Votre expédition comportait un volet scientifique, notamment sur l’adaptation du corps humain aux conditions extrêmes. Quelles sont les premières conclusions?

FM : On a pu recueillir beaucoup de données grâce à l’Astroskin, un chandail de l’Agence spatiale canadienne. Une fois par semaine, je prenais la température de chacun au réveil. On faisait aussi des tests psychologiques et de rapidité. Sur le bateau, André-Anne a fait des prélèvements de notre salive et de cheveux. Les résultats bruts seront disponibles d’ici un mois, et l'on aura davantage de réponses d’ici six mois à un an.

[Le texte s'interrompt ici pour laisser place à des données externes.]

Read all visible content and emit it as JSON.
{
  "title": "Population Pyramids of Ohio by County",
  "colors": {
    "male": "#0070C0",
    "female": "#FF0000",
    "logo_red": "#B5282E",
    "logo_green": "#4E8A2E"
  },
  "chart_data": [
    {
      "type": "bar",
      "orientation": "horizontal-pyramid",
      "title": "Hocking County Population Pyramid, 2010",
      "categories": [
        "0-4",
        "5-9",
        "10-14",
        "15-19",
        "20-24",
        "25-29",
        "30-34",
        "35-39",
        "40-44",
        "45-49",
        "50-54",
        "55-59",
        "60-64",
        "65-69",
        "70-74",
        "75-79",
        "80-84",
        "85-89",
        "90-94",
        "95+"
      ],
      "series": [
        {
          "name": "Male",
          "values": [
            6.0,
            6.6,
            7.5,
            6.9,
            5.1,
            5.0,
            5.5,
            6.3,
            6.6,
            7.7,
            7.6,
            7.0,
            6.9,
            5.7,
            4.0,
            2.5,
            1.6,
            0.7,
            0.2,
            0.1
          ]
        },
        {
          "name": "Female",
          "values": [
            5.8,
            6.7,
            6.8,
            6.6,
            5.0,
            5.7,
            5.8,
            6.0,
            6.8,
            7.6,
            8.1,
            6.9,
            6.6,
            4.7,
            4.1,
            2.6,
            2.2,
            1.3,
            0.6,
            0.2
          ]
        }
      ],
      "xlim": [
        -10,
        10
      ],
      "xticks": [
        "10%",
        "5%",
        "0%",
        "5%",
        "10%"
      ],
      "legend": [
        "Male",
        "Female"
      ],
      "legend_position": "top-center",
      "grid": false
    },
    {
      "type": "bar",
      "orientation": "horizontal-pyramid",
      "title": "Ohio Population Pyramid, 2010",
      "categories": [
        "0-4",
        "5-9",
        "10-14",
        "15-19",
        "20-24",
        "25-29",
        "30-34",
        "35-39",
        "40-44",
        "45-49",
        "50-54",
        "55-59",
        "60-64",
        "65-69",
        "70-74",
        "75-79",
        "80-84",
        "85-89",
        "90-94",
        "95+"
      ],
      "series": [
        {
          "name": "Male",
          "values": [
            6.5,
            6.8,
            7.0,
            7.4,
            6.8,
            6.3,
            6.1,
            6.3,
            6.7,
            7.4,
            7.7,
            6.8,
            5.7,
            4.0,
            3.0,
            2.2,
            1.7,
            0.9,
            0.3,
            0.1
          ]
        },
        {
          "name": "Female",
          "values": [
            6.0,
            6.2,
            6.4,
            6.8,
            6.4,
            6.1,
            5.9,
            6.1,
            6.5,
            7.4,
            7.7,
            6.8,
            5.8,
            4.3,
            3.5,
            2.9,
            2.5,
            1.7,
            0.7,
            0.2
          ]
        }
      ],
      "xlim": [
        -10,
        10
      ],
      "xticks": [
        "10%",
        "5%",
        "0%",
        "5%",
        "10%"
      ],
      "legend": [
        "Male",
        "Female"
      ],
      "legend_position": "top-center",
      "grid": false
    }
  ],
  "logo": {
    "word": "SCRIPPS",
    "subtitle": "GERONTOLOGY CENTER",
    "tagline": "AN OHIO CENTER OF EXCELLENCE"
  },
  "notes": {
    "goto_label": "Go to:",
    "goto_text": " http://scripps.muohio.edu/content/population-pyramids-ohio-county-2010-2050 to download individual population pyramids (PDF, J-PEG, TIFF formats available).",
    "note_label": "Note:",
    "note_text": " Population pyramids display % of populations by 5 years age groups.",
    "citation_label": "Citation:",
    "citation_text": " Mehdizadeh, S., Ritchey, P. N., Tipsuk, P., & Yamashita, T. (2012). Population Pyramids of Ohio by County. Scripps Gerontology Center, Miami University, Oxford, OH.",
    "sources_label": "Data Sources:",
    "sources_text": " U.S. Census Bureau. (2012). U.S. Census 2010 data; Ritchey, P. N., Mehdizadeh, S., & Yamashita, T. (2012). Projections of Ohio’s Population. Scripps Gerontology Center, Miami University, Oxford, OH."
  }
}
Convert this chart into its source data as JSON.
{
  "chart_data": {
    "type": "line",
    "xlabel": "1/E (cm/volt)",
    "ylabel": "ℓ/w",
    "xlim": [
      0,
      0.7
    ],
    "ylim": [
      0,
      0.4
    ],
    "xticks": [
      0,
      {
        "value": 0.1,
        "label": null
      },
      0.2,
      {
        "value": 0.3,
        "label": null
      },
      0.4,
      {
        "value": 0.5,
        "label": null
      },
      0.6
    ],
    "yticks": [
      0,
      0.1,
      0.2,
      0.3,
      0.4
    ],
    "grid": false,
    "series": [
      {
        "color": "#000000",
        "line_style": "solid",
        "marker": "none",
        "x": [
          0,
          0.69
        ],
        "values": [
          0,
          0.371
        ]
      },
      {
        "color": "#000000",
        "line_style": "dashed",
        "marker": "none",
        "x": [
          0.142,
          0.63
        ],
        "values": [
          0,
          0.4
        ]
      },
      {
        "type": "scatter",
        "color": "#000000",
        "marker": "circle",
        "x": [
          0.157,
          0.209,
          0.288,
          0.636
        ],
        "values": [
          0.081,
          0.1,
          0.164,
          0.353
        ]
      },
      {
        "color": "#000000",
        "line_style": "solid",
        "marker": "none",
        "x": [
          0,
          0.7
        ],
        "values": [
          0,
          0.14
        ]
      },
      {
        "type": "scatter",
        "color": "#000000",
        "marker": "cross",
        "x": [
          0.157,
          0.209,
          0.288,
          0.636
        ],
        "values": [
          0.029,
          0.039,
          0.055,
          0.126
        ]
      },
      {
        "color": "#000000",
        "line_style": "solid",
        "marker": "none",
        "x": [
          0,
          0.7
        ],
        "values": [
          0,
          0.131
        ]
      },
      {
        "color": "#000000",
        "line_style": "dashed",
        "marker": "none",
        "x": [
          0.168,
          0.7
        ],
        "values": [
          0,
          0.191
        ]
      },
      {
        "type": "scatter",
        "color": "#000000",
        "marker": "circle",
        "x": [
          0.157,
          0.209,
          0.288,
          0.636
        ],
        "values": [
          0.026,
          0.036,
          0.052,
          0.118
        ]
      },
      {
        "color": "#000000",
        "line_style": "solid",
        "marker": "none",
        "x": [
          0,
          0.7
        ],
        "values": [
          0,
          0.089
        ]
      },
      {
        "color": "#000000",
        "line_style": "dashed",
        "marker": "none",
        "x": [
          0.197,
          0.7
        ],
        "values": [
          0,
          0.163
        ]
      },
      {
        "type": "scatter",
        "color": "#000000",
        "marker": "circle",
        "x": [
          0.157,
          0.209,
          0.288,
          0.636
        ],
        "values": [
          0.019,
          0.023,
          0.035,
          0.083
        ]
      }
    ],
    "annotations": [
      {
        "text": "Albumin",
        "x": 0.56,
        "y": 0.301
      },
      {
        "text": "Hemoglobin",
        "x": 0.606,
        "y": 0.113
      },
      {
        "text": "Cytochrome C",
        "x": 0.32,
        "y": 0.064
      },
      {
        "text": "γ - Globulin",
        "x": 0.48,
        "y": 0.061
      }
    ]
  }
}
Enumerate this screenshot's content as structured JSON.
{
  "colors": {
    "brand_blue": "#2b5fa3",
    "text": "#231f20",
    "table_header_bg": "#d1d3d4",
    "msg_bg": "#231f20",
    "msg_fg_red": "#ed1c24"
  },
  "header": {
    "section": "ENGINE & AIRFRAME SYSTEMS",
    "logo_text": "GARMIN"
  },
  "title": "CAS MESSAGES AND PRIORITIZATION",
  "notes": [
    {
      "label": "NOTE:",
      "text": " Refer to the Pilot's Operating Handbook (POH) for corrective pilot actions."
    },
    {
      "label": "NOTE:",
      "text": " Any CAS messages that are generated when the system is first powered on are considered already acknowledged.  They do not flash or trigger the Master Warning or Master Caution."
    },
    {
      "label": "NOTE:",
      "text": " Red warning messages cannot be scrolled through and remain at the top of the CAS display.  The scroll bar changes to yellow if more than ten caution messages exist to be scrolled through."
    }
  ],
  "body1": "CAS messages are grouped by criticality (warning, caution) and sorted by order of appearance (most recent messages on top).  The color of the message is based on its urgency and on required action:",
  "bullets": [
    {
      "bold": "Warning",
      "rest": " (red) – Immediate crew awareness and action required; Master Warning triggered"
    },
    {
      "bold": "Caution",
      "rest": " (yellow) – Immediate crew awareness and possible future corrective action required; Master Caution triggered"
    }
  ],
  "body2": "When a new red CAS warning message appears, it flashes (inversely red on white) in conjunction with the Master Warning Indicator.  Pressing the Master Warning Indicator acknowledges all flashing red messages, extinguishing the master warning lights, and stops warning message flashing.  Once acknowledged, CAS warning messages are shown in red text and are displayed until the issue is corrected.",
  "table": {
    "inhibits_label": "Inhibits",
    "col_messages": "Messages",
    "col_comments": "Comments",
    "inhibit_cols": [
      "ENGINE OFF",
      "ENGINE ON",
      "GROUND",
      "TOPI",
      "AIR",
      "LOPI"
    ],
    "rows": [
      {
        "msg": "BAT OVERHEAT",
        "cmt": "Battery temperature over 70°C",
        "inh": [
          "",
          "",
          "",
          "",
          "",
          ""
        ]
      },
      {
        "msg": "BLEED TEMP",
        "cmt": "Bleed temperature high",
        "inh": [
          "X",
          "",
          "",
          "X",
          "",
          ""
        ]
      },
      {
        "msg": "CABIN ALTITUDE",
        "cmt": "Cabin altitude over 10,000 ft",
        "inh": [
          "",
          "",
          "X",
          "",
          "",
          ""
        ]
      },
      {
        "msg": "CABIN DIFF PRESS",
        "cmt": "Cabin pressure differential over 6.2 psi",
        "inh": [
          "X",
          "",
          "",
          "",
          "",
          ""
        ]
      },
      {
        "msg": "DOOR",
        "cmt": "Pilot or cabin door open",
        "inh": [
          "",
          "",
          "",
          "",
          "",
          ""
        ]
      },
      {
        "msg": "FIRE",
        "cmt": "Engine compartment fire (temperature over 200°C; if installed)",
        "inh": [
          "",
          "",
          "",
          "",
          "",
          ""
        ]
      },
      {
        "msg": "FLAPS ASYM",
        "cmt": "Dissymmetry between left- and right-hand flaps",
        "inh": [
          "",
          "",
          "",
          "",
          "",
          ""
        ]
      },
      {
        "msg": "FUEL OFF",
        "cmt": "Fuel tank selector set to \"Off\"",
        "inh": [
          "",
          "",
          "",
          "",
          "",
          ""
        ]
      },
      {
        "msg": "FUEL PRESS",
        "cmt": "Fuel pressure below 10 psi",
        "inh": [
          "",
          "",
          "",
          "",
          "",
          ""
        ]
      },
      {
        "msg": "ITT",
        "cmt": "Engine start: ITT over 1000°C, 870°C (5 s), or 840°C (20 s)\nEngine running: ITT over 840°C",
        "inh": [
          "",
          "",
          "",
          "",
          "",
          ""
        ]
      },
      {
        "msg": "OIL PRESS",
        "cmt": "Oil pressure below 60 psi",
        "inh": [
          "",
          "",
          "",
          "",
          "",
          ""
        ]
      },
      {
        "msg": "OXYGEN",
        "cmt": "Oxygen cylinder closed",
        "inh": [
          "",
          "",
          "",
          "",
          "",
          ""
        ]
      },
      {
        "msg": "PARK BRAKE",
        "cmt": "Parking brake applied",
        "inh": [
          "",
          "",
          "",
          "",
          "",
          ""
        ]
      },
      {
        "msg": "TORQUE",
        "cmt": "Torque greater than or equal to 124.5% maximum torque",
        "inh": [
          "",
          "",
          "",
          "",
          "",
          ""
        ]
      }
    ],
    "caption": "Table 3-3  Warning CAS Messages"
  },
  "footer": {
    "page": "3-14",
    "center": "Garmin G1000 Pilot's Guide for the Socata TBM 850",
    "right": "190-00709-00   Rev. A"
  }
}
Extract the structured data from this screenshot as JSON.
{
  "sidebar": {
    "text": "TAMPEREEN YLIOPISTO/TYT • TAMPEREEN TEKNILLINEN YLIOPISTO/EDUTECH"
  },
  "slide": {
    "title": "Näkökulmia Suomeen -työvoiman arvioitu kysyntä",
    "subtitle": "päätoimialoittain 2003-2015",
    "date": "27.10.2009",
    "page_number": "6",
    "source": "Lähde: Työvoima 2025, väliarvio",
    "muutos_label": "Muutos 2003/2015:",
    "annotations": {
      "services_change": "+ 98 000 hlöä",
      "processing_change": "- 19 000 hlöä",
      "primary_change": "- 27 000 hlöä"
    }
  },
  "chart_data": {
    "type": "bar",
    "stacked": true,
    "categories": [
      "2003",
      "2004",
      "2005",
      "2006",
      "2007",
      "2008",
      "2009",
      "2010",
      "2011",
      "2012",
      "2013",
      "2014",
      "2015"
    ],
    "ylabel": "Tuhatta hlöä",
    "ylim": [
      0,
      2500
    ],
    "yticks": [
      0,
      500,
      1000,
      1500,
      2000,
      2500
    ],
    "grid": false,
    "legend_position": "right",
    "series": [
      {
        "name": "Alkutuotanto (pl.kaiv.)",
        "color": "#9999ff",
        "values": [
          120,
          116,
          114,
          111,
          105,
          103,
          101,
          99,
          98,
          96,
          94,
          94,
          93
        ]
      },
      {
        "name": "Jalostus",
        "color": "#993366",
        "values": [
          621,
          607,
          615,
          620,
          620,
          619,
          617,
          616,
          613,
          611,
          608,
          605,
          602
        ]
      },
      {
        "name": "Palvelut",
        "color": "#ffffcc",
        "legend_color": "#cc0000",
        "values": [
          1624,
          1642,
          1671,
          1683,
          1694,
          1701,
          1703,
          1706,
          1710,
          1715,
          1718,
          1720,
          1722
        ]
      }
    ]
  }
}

SO : On a quand même pu observer quelques données intéressantes, notamment au niveau de la matière grasse. On s’est rendu compte qu’on en avait peu perdu à part François qui a perdu 20 livres. Cela va être intéressant de savoir s’il y a eu des carences, en vitamines et nutriments.

Crédit : XP Antarctik

Appréhendez-vous le retour « à la civilisation »?

SO : C’est un retour qui va être agréable. XP Antarctik s’est construit en trois volets : explorer, documenter et inspirer. La première phase est terminée. Le volet scientifique est en cours. On se concentre désormais sur l’inspiration : donner des entrevues et des conférences, écrire un livre, faire le montage et la production de capsules vidéos et du film documentaire. On veut toucher un maximum de personnes, aller dans les écoles secondaires, pour partager notre aventure et les faire rêver et voyager. Le projet XP Antarctik est donc loin d’être terminé. On a encore du boulot!